Histories of Spanish and bilingual community radio counteract the assumptions that anything outside English-language media is not constitutive of U.S. media history. With such vile and hateful actions, policies, and public sentiment against Mexican, Central American and Latina/o communities writ large—the work being done on the ground by activists, cultural producers, artists and artivists must be prioritized for archiving and preservation (Garbles 2019). Critical Archival Studies are working toward expanding the historical record to include non-white, non-English media productions and bring from the periphery to the center the media histories of women, Mexican, Chicana/o/x, Latina/o/x, LGBTQIA, and immigrant communities. Archives have the potential to showcase strategies developed by community media producers to diversify media in both content and content creators, that activists for more diverse representations have fought and won important battles. They offer blueprints for us today—if we can see and hear in the archive how media activists fought for equitable representation.  

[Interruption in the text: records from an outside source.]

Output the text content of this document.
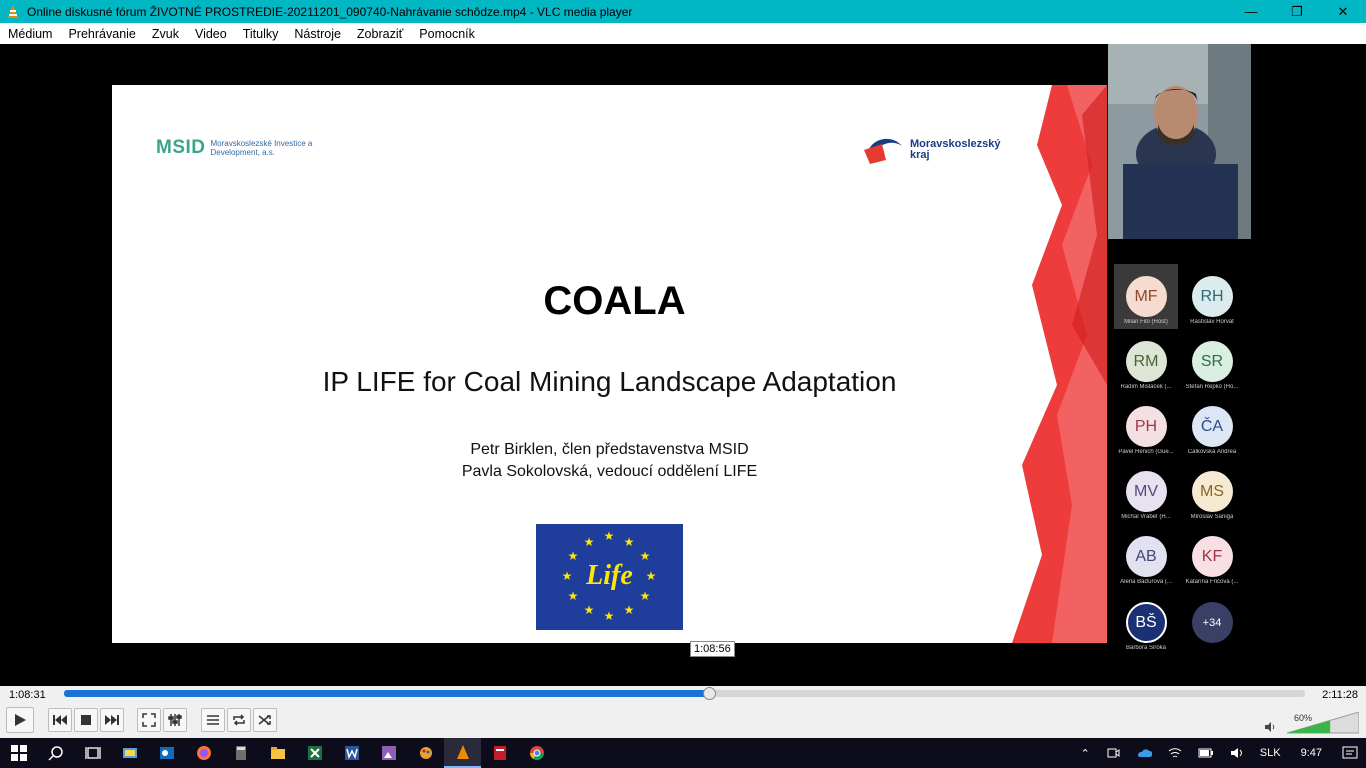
Online diskusné fórum ŽIVOTNÉ PROSTREDIE-20211201_090740-Nahrávanie schôdze.mp4 - VLC media player	—	❐	✕
Médium	Prehrávanie	Zvuk	Video	Titulky	Nástroje	Zobraziť	Pomocník
MSID Moravskoslezské Investice a Development, a.s.
Moravskoslezský kraj
COALA
IP LIFE for Coal Mining Landscape Adaptation
Petr Birklen, člen představenstva MSID
Pavla Sokolovská, vedoucí oddělení LIFE
★ ★
★
★
★
★
★
★
★
★
★
★
Life
1:08:56
MF
Milan Filo (Host)
RH
Rastislav Horvát
RM
Radim Mislaček (...
SR
Stefan Repko (Ho...
PH
Pavel Henich (Gue...
ČA
Čalkovská Andrea
MV
Michal Vrábeľ (H...
MS
Miroslav Saniga
AB
Alena Baďurová (...
KF
Katarína Fričová (...
BŠ
Barbora Siroká
+34
1:08:31	2:11:28
60%
⌃	SLK	9:47
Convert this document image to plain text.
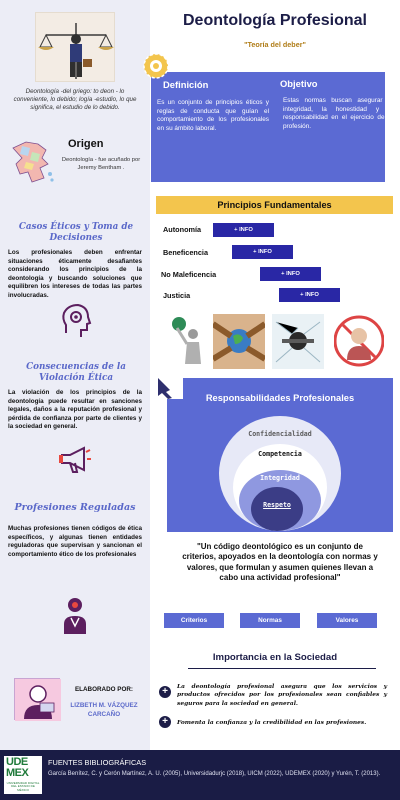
Deontología -del griego: to deon - lo conveniente, lo debido; logía -estudio, lo que significa, el estudio de lo debido.
Origen
Deontología - fue acuñado por Jeremy Bentham .
Casos Éticos y Toma de Decisiones
Los profesionales deben enfrentar situaciones éticamente desafiantes considerando los principios de la deontología y buscando soluciones que equilibren los intereses de todas las partes involucradas.
Consecuencias de la Violación Ética
La violación de los principios de la deontología puede resultar en sanciones legales, daños a la reputación profesional y pérdida de confianza por parte de clientes y la sociedad en general.
Profesiones Reguladas
Muchas profesiones tienen códigos de ética específicos, y algunas tienen entidades reguladoras que supervisan y sancionan el comportamiento ético de los profesionales
ELABORADO POR:
LIZBETH M. VÁZQUEZ CARCAÑO
Deontología Profesional
"Teoría del deber"
Definición
Es un conjunto de principios éticos y reglas de conducta que guían el comportamiento de los profesionales en su ámbito laboral.
Objetivo
Estas normas buscan asegurar la integridad, la honestidad y la responsabilidad en el ejercicio de la profesión.
Principios Fundamentales
Autonomía	+ INFO
Beneficencia	+ INFO
No Maleficencia	+ INFO
Justicia	+ INFO
Responsabilidades Profesionales
Confidencialidad
Competencia
Integridad
Respeto
"Un código deontológico es un conjunto de criterios, apoyados en la deontología con normas y valores, que formulan y asumen quienes llevan a cabo una actividad profesional"
Criterios	Normas	Valores
Importancia en la Sociedad
+	La deontología profesional asegura que los servicios y productos ofrecidos por los profesionales sean confiables y seguros para la sociedad en general.
+	Fomenta la confianza y la credibilidad en las profesiones.
UDE MEX
UNIVERSIDAD DIGITAL DEL ESTADO DE MÉXICO
FUENTES BIBLIOGRÁFICAS
García Benítez, C. y Cerón Martínez, A. U. (2005), Universidadurjc (2018), UICM (2022), UDEMEX (2020) y Yurén, T. (2013).
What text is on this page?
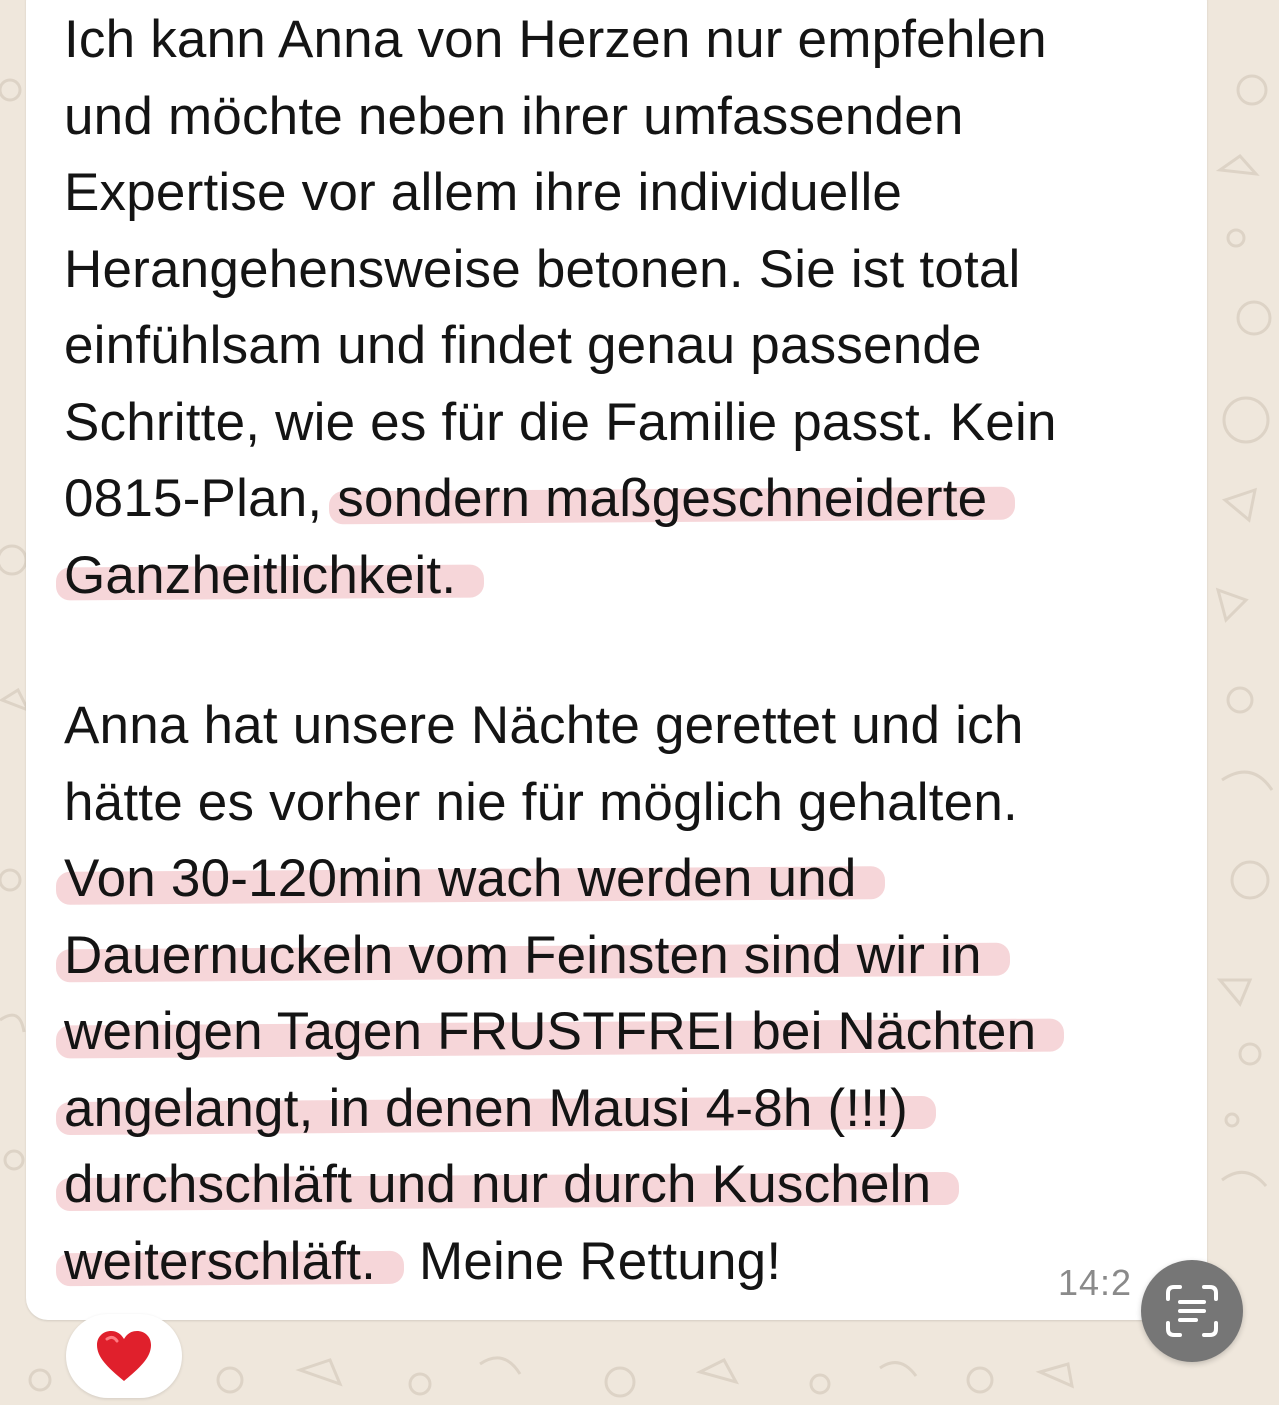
Ich kann Anna von Herzen nur empfehlen
und möchte neben ihrer umfassenden
Expertise vor allem ihre individuelle
Herangehensweise betonen. Sie ist total
einfühlsam und findet genau passende
Schritte, wie es für die Familie passt. Kein
0815-Plan, sondern maßgeschneiderte
Ganzheitlichkeit.
Anna hat unsere Nächte gerettet und ich
hätte es vorher nie für möglich gehalten.
Von 30-120min wach werden und
Dauernuckeln vom Feinsten sind wir in
wenigen Tagen FRUSTFREI bei Nächten
angelangt, in denen Mausi 4-8h (!!!)
durchschläft und nur durch Kuscheln
weiterschläft. Meine Rettung!	14:2
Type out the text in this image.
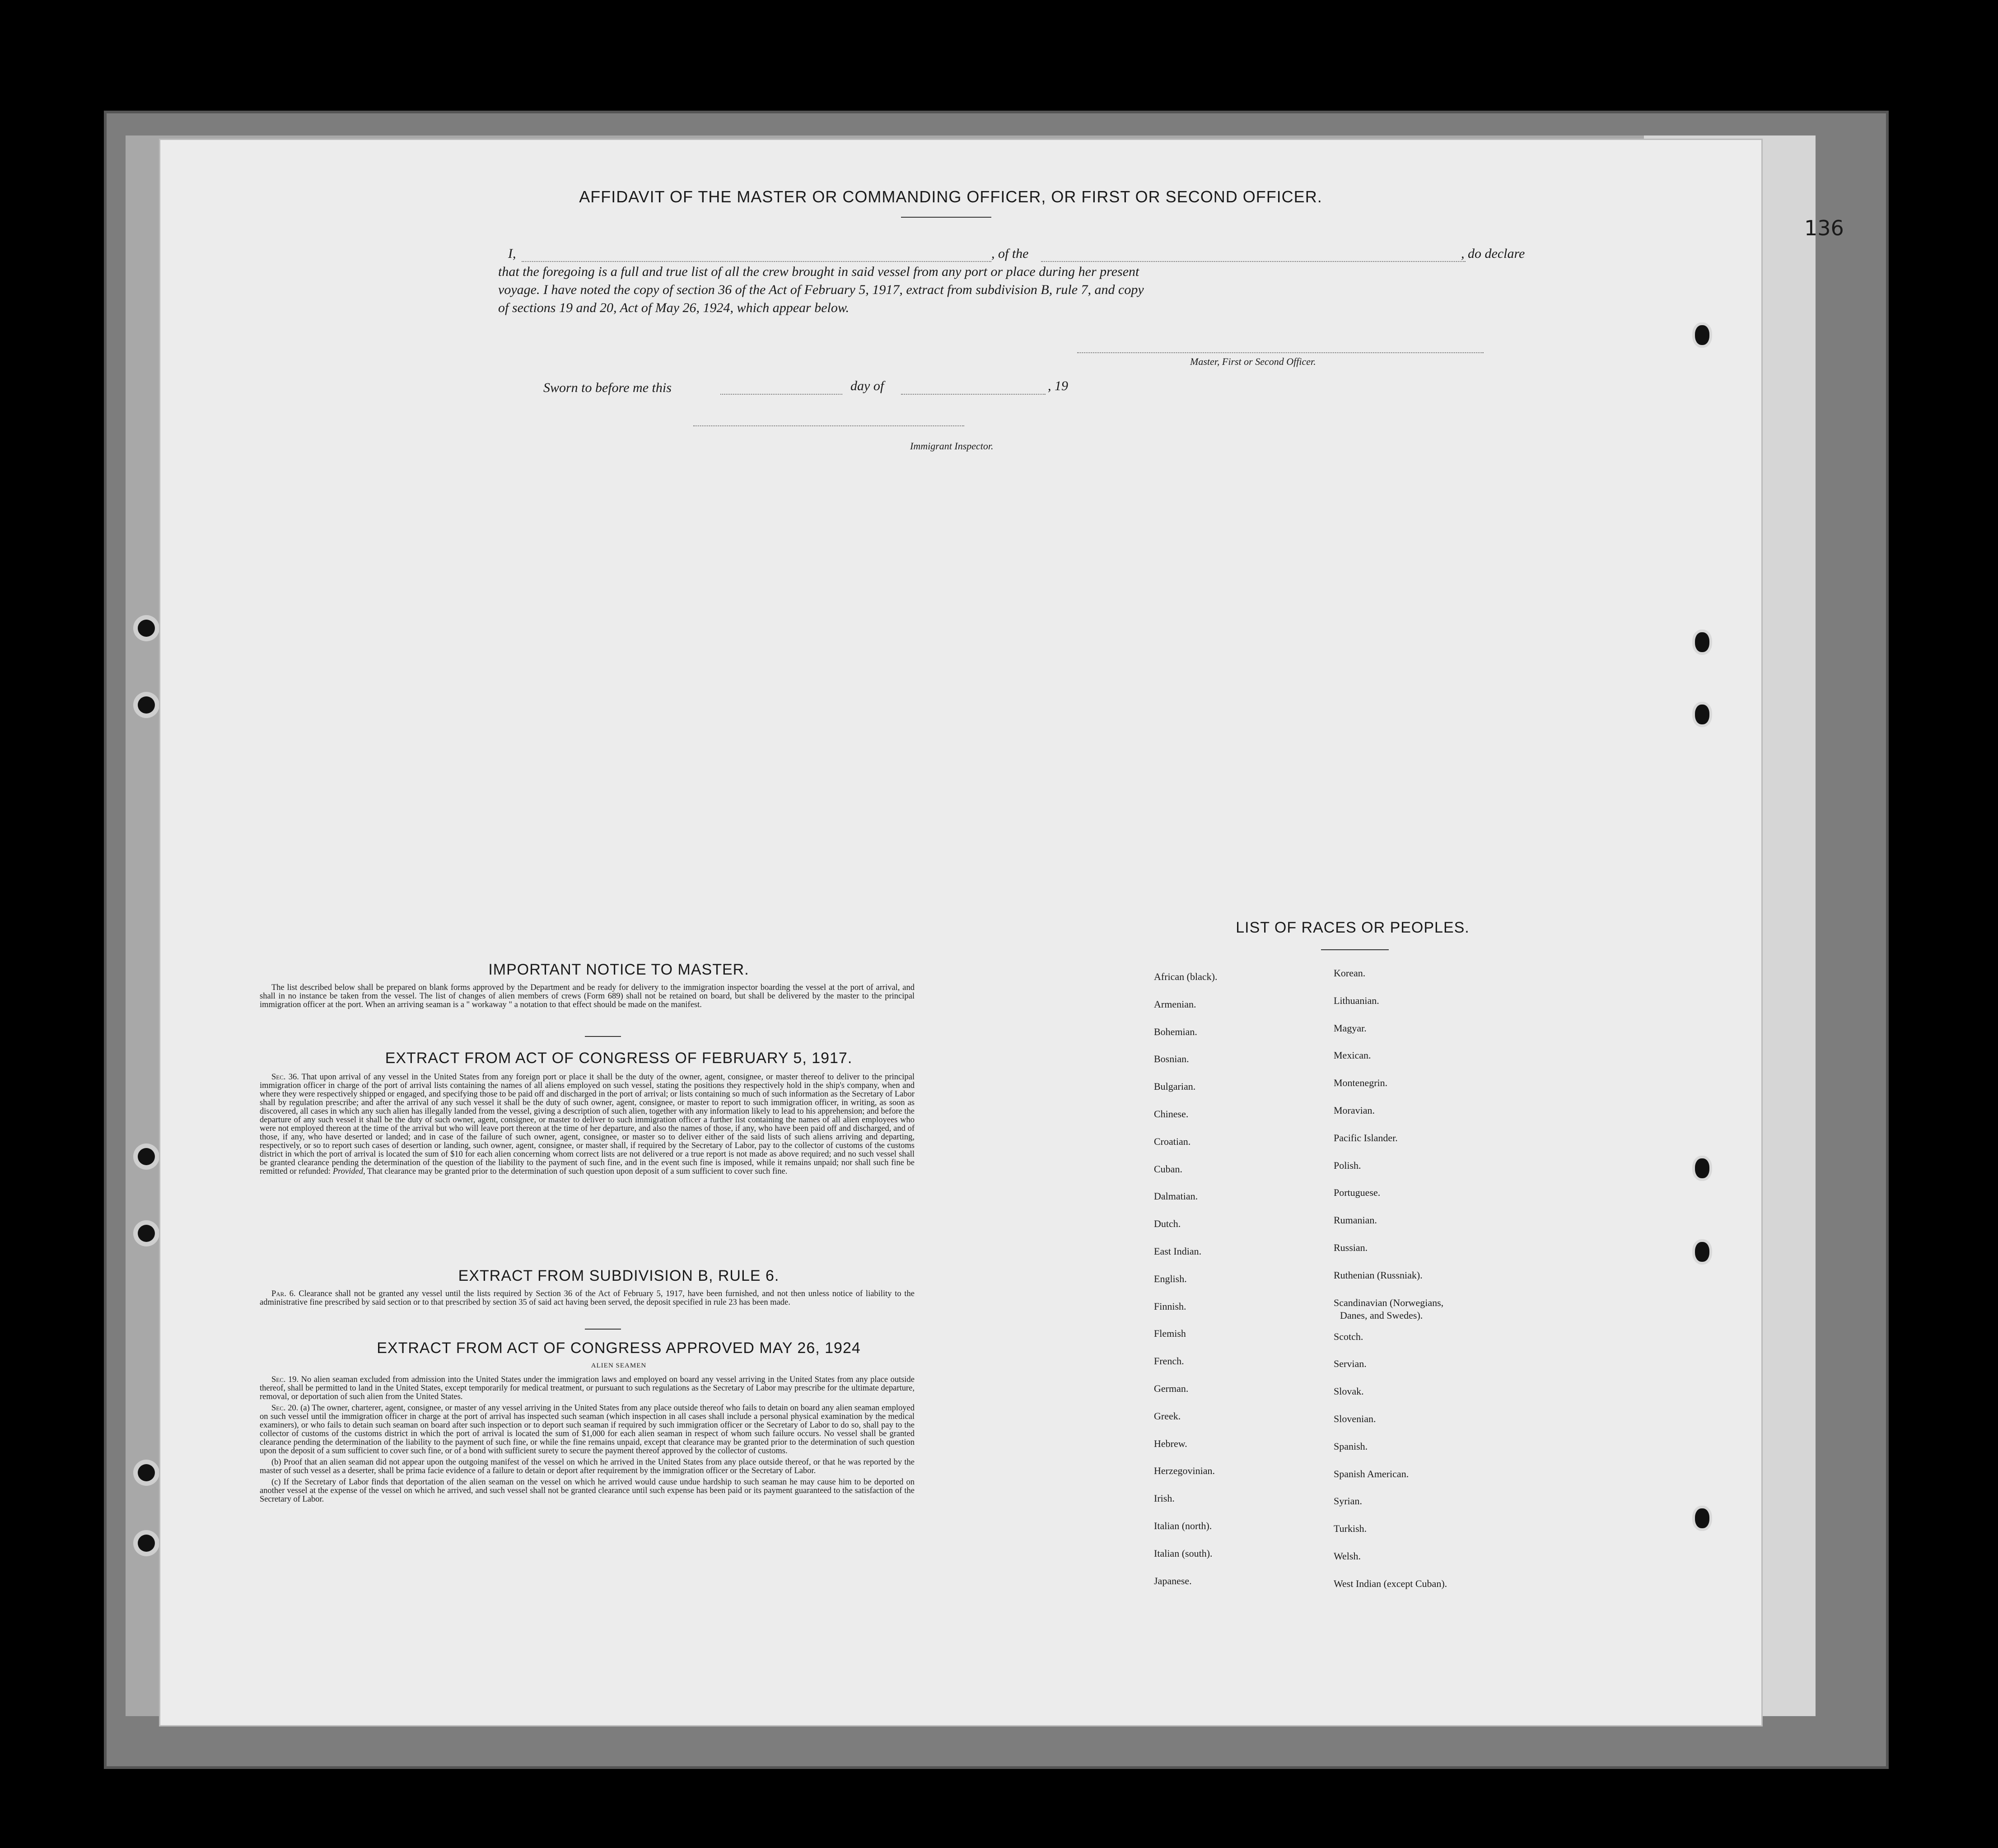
136
AFFIDAVIT OF THE MASTER OR COMMANDING OFFICER, OR FIRST OR SECOND OFFICER.
I,	, of the	, do declare
that the foregoing is a full and true list of all the crew brought in said vessel from any port or place during her present
voyage. I have noted the copy of section 36 of the Act of February 5, 1917, extract from subdivision B, rule 7, and copy
of sections 19 and 20, Act of May 26, 1924, which appear below.
Master, First or Second Officer.
Sworn to before me this	day of	, 19
Immigrant Inspector.
IMPORTANT NOTICE TO MASTER.

The list described below shall be prepared on blank forms approved by the Department and be ready for delivery to the immigration inspector boarding the vessel at the port of arrival, and shall in no instance be taken from the vessel. The list of changes of alien members of crews (Form 689) shall not be retained on board, but shall be delivered by the master to the principal immigration officer at the port. When an arriving seaman is a " workaway " a notation to that effect should be made on the manifest.

EXTRACT FROM ACT OF CONGRESS OF FEBRUARY 5, 1917.

Sec. 36. That upon arrival of any vessel in the United States from any foreign port or place it shall be the duty of the owner, agent, consignee, or master thereof to deliver to the principal immigration officer in charge of the port of arrival lists containing the names of all aliens employed on such vessel, stating the positions they respectively hold in the ship's company, when and where they were respectively shipped or engaged, and specifying those to be paid off and discharged in the port of arrival; or lists containing so much of such information as the Secretary of Labor shall by regulation prescribe; and after the arrival of any such vessel it shall be the duty of such owner, agent, consignee, or master to report to such immigration officer, in writing, as soon as discovered, all cases in which any such alien has illegally landed from the vessel, giving a description of such alien, together with any information likely to lead to his apprehension; and before the departure of any such vessel it shall be the duty of such owner, agent, consignee, or master to deliver to such immigration officer a further list containing the names of all alien employees who were not employed thereon at the time of the arrival but who will leave port thereon at the time of her departure, and also the names of those, if any, who have been paid off and discharged, and of those, if any, who have deserted or landed; and in case of the failure of such owner, agent, consignee, or master so to deliver either of the said lists of such aliens arriving and departing, respectively, or so to report such cases of desertion or landing, such owner, agent, consignee, or master shall, if required by the Secretary of Labor, pay to the collector of customs of the customs district in which the port of arrival is located the sum of $10 for each alien concerning whom correct lists are not delivered or a true report is not made as above required; and no such vessel shall be granted clearance pending the determination of the question of the liability to the payment of such fine, and in the event such fine is imposed, while it remains unpaid; nor shall such fine be remitted or refunded: Provided, That clearance may be granted prior to the determination of such question upon deposit of a sum sufficient to cover such fine.

EXTRACT FROM SUBDIVISION B, RULE 6.

Par. 6. Clearance shall not be granted any vessel until the lists required by Section 36 of the Act of February 5, 1917, have been furnished, and not then unless notice of liability to the administrative fine prescribed by said section or to that prescribed by section 35 of said act having been served, the deposit specified in rule 23 has been made.

EXTRACT FROM ACT OF CONGRESS APPROVED MAY 26, 1924
ALIEN SEAMEN

Sec. 19. No alien seaman excluded from admission into the United States under the immigration laws and employed on board any vessel arriving in the United States from any place outside thereof, shall be permitted to land in the United States, except temporarily for medical treatment, or pursuant to such regulations as the Secretary of Labor may prescribe for the ultimate departure, removal, or deportation of such alien from the United States.

Sec. 20. (a) The owner, charterer, agent, consignee, or master of any vessel arriving in the United States from any place outside thereof who fails to detain on board any alien seaman employed on such vessel until the immigration officer in charge at the port of arrival has inspected such seaman (which inspection in all cases shall include a personal physical examination by the medical examiners), or who fails to detain such seaman on board after such inspection or to deport such seaman if required by such immigration officer or the Secretary of Labor to do so, shall pay to the collector of customs of the customs district in which the port of arrival is located the sum of $1,000 for each alien seaman in respect of whom such failure occurs. No vessel shall be granted clearance pending the determination of the liability to the payment of such fine, or while the fine remains unpaid, except that clearance may be granted prior to the determination of such question upon the deposit of a sum sufficient to cover such fine, or of a bond with sufficient surety to secure the payment thereof approved by the collector of customs.

(b) Proof that an alien seaman did not appear upon the outgoing manifest of the vessel on which he arrived in the United States from any place outside thereof, or that he was reported by the master of such vessel as a deserter, shall be prima facie evidence of a failure to detain or deport after requirement by the immigration officer or the Secretary of Labor.

(c) If the Secretary of Labor finds that deportation of the alien seaman on the vessel on which he arrived would cause undue hardship to such seaman he may cause him to be deported on another vessel at the expense of the vessel on which he arrived, and such vessel shall not be granted clearance until such expense has been paid or its payment guaranteed to the satisfaction of the Secretary of Labor.

LIST OF RACES OR PEOPLES.
African (black).
Armenian.
Bohemian.
Bosnian.
Bulgarian.
Chinese.
Croatian.
Cuban.
Dalmatian.
Dutch.
East Indian.
English.
Finnish.
Flemish
French.
German.
Greek.
Hebrew.
Herzegovinian.
Irish.
Italian (north).
Italian (south).
Japanese.
Korean.
Lithuanian.
Magyar.
Mexican.
Montenegrin.
Moravian.
Pacific Islander.
Polish.
Portuguese.
Rumanian.
Russian.
Ruthenian (Russniak).
Scandinavian (Norwegians,
Danes, and Swedes).
Scotch.
Servian.
Slovak.
Slovenian.
Spanish.
Spanish American.
Syrian.
Turkish.
Welsh.
West Indian (except Cuban).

Scholars of Spanish-language and bilingual radio, particularly within community-based productions, often must “reimagine the archive not as a state repository but as an active site of knowledge production” (Cotera, 2015).  The challenges facing archival preservation are well known and documented by scholars across disciplines (Vallier, 2010; Cotera, 2015): “staffing shortages, copyright ambiguities, format obsolescence, preservation concerns, cataloging costs, facilities upkeep” are a few issues which are underpinned by “receding lines of funding” and a lack of staffing dedicated to drafting grant and funding applications. We have witnessed in our own research and on-site visits to community radio stations the nonexistent space to properly store and care for sound recordings and other ephemera. Yet, just because we do not “see” or even “hear” remnants of Spanish-language or bilingual radio does not mean there’s no tangible impact or affect felt by these radio stations. The central role these stations played in offering a distinct playlist for farmworkers or a special on-air slot for social workers and activists set the foundation for its tenacious growth.